EL ÁRBOL FANTASMA
Es un cedro magnífico que se nutre y respira en un jardín de mi barrio. Mi hija, siendo niña, le temía. Le identificaba como “el árbol fantasma”. Siempre guardaba un silencio tenso cuando cruzábamos bajo sus ramas; agarraba fuerte mi mano y apretaba el paso. Yo la tranquilizaba: Es solo un árbol, Lucía, no tengas miedo. Ella me miraba como diciéndome “ya, pero pasemos rápido”. Al observarlo, era verdad que sus ramas superiores se extendían lateralmente simulando dos brazos abiertos amenazantes y que su copa se elevaba hacia el cielo en forma de cabeza cónica, más de capirote nazareno que de puro fantasma. Así que su temor era comprensible, un miedo infantil. Y ya como “el árbol fantasma” se nos quedó para siempre.
Un día del verano pasado, la ruta para los recados habituales me condujo, como tantas otras veces, a pasar bajo ese robusto cedro. Tras doblar una esquina y verlo erguirse frente a mí, me detuve en seco cuando descubrí que algo había ocurrido en la hipotética cara de nuestro árbol fantasma. ¿Era posible? ¡Sí! ¡Le habían salido ojos! Soy adulto y sé mantener en control de la razón estos “caprichos casuales” de la naturaleza; pero no sé que prurito de inquietud me quedó cuando me era posible, sin desvaríos, poder conjeturar sobre simbolismos, mensajes velados, Gaya, intuición infantil… En fin, estas cosas.

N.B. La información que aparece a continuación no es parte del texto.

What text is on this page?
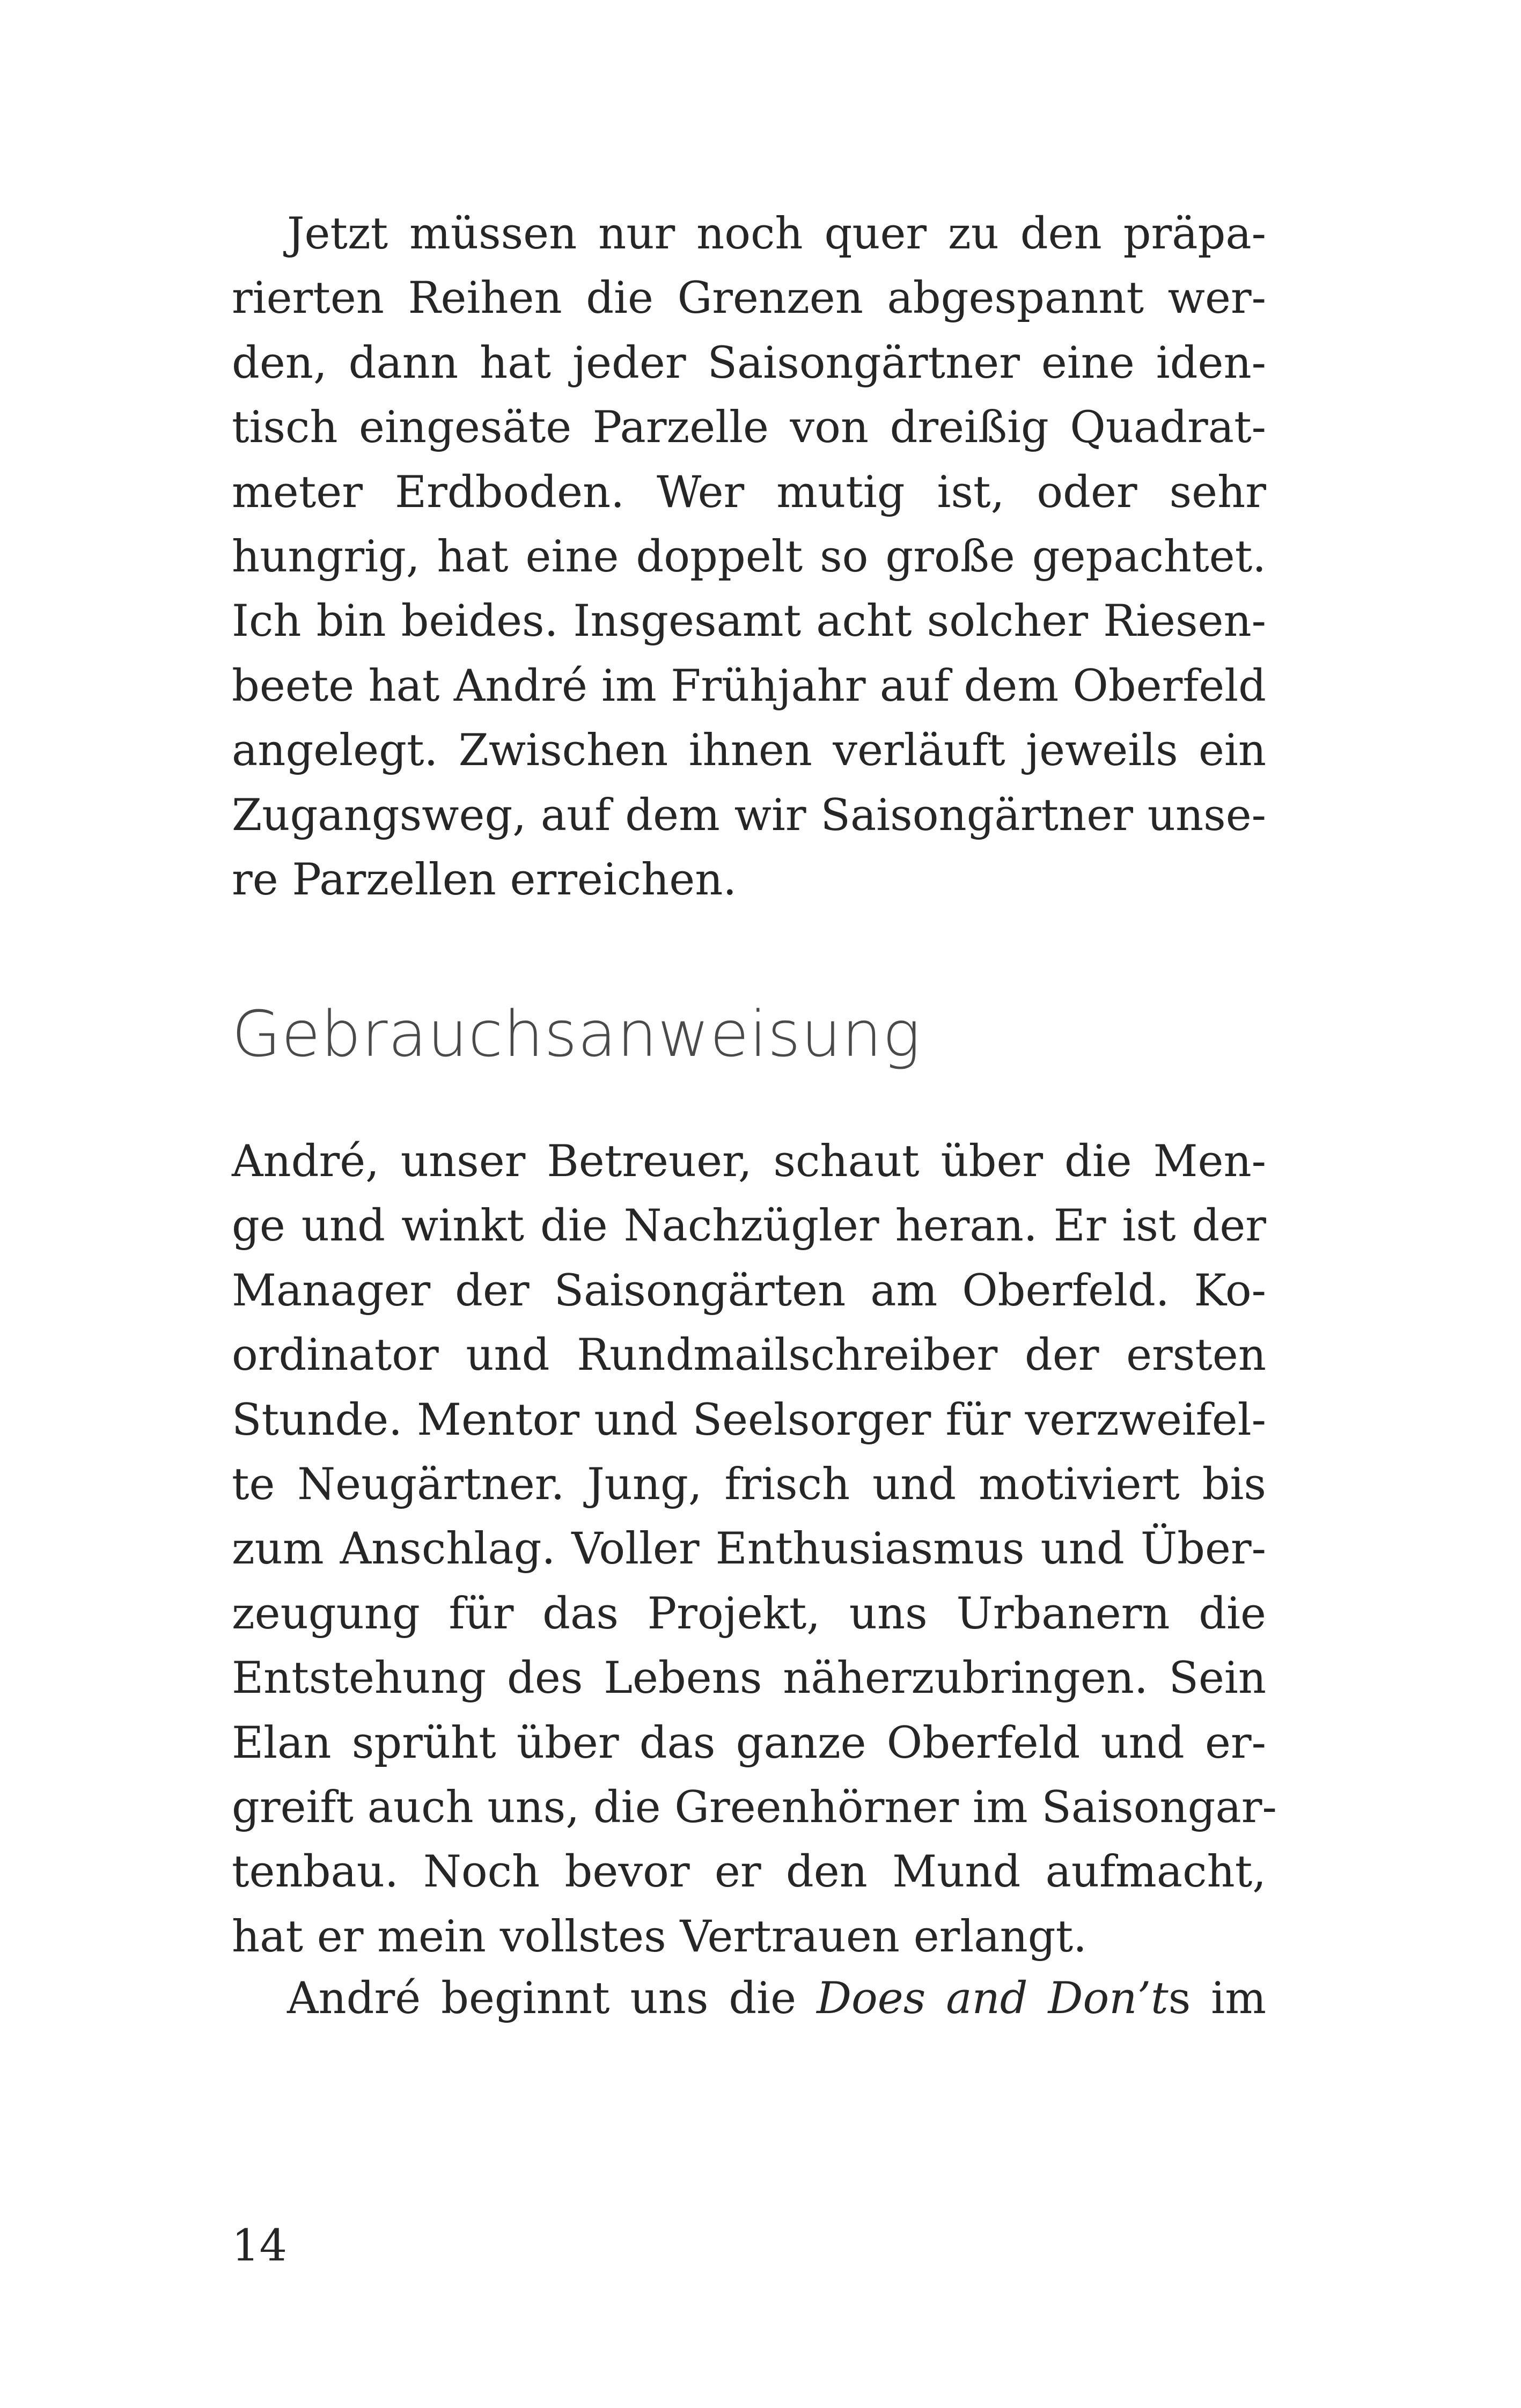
Jetzt müssen nur noch quer zu den präpa-
rierten Reihen die Grenzen abgespannt wer-
den, dann hat jeder Saisongärtner eine iden-
tisch eingesäte Parzelle von dreißig Quadrat-
meter Erdboden. Wer mutig ist, oder sehr
hungrig, hat eine doppelt so große gepachtet.
Ich bin beides. Insgesamt acht solcher Riesen-
beete hat André im Frühjahr auf dem Oberfeld
angelegt. Zwischen ihnen verläuft jeweils ein
Zugangsweg, auf dem wir Saisongärtner unse-
re Parzellen erreichen.
Gebrauchsanweisung
André, unser Betreuer, schaut über die Men-
ge und winkt die Nachzügler heran. Er ist der
Manager der Saisongärten am Oberfeld. Ko-
ordinator und Rundmailschreiber der ersten
Stunde. Mentor und Seelsorger für verzweifel-
te Neugärtner. Jung, frisch und motiviert bis
zum Anschlag. Voller Enthusiasmus und Über-
zeugung für das Projekt, uns Urbanern die
Entstehung des Lebens näherzubringen. Sein
Elan sprüht über das ganze Oberfeld und er-
greift auch uns, die Greenhörner im Saisongar-
tenbau. Noch bevor er den Mund aufmacht,
hat er mein vollstes Vertrauen erlangt.
André beginnt uns die Does and Don’ts im

14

Finalmente, las deseché; pero sí es verdad que comencé a ver a partir de entonces a nuestro árbol fantasma con algo de aprensión. Esos ojos, eran simplemente las entradas a dos nidos de esos chirriantes pájaros verdes que están colonizando como una plaga muchos de nuestros jardines y parques; pero aún reconociéndolos como nidos, me desagradaban bastante, me producían un rechazo visceral, y aunque no eludí cruzar bajo ese cedro, no podía evitar hacerlo con cierto desasosiego inconcreto.
Una tarde decidí fotografiarlo. El cielo estaba “soso”, sin matices, sin nubes esponjosas, sin contrastes, sin azules profundos. Pero bueno, ya que tenía mi cámara… más adelante llegaría otro día con una luz más propicia para realizar unas tomas más “artísticas”. Esa tarde me conformaría con unas fotografías testimoniales de esos nuevos ojos para enviárselas a Lucía. Pero no tomé muchas. El árbol fantasma no me dejó. De pronto, a la tercera o cuarta foto, me quedé petrificado, con los labios como la ceniza, sin respiración. De pronto, cuando enfocaba mi cámara, el cedro, el árbol fantasma, volvió la cabeza y me miró, más que como si quisiera posar, como si le molestara que lo fotografiase porque había dureza en su mirada. Pero disparé. No sé racionalizarlo y no tengo quien me crea, tan solo puedo mostrar esta instantánea... Pero ahora sí que sí, cuando voy a comprar el pan, doy un buen rodeo.